A Road We All Travel
I’m sure if you think really hard about it, you have been on the receiving end of forgiveness. Hopefully, you’ve been on the giving side too. I would guess you can think of examples of some people who you know to be forgiving. Unfortunately, you can probably think of more examples of those who are unforgiving. Compare the personalities of the two groups in your head. Which one seems to have a greater joy in life? The ones who forgive or the ones who harbor their anger? I’d venture to say you and I have the same thought on those two groups of people.
Over the next several chapters I am going to look at scriptural evidence I have for my perspective on forgiveness. I will share some personal stories about my own path and the paths of others I know. Of course, I will also offer some discipline building exercises that help to grow the muscle of forgiveness. If you are not ready to go down this difficult but oh-so-rewarding journey, then now’s the time to abandon ship. Forgiveness takes hard work and grit.
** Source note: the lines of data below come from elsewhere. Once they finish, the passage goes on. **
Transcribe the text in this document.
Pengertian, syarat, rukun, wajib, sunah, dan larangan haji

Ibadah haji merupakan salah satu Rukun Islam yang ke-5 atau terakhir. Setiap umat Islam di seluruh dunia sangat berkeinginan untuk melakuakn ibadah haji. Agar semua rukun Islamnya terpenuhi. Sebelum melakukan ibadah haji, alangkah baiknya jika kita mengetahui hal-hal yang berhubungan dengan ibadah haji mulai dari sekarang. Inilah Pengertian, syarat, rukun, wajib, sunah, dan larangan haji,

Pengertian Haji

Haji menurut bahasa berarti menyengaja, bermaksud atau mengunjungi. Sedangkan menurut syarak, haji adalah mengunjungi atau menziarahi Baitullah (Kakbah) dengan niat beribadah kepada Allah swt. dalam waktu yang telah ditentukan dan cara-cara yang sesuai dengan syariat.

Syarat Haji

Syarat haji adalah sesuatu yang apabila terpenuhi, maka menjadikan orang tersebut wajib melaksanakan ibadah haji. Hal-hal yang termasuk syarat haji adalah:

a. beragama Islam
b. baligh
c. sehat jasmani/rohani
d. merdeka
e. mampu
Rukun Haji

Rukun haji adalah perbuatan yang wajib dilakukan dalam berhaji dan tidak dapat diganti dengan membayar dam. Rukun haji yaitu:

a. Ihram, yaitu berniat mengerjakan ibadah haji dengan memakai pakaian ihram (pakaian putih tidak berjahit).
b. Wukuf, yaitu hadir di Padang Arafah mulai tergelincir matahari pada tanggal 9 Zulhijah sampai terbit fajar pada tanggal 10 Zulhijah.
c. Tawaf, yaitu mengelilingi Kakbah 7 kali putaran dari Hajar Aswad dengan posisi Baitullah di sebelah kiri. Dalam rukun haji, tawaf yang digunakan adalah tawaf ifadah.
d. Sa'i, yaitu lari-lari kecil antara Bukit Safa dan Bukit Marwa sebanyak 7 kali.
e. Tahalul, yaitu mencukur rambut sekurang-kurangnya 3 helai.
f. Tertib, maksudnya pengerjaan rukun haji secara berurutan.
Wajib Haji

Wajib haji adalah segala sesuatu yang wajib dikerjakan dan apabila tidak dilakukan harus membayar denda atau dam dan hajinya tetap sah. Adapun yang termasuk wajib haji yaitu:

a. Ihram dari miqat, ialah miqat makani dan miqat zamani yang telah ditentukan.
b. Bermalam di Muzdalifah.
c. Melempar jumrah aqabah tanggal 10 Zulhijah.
But, if you’ve made it this far and you’re ready to break free of the chains of unforgiveness, then read on. Buckle up buttercup, cause we’re gonna get deep.
End of chapter study questions
At the end of each chapter, I have added some questions. Perhaps you are going through this [book] as a part of a Bible Study. Maybe you are just someone who, like me, likes to journal about your feelings as you’re wrestling with new material. No matter what your preference, I hope you find the questions thought provoking and helpful. If you choose to answer them, leave me a comment! This first set of questions is merely a ‘heart check’ to see where you are in your journey of forgiveness.
1. If you were to honestly assess yourself, would you say that you were generally a forgiving person, or an unforgiving person?
2. If you tend to be unforgiving, what has been the hardest thing for you to extend forgiveness to others?
3. Who in your life is a good example of what being forgiving looks like?